Varied carpet beetle
The varied carpet beetle (Anthrenus verbasci) is a 3 mm–long beetle that can be a serious household pest. It feeds on natural fibers and can damage carpets, furniture and clothing.
Anthrenus verbasci has an unusual life cycle for an insect, developing from larvae to adult in 1-3 years, depending on the environmental conditions. Larvae hatch from eggs in the spring and early summer, often in the nests of birds (including those of the House Sparrow and House Swift) or around stored fabrics.
Larvae feed on natural fibers throughout their development, eventually experiencing a dormancy period (also known as diapause) prior to pupation into the adult stage. The length of the dormancy appears to depend on environmental factors.
Adults emerge between late May and early August, flying to and feeding on the pollen of flowering plants. During this period, mating occurs, eggs are laid, and the cycle begins anew. Adult beetles usually lay their eggs in air ducts, in closets, under furniture, or under baseboards. Once hatched and until they pupate into adults, the larvae hide in dark, undisturbed areas and feed on organic material. The larvae are thus responsible for the damage of various items, such as furniture, clothing, blankets, furs, and carpets.
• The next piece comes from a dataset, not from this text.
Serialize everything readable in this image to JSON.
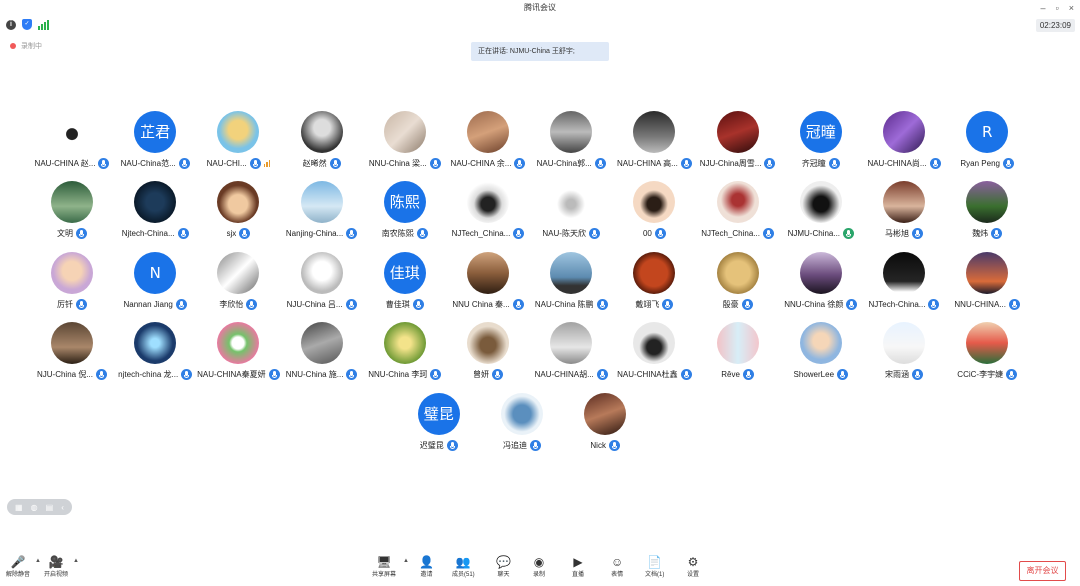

Collections of specimens, especially of insects, are also vulnerable to attack, making A. verbasci a common pest in museums. Infestations can be prevented by regular vacuum cleaning, dry cleaning or airing clothing outside, placing naphthalene balls in closets, and removing abandoned bird and insect nests attached to the building. Signs of an infestation include the presence of damaged articles, molted larval skins in dark areas, and an abundance of adult beetles near windows.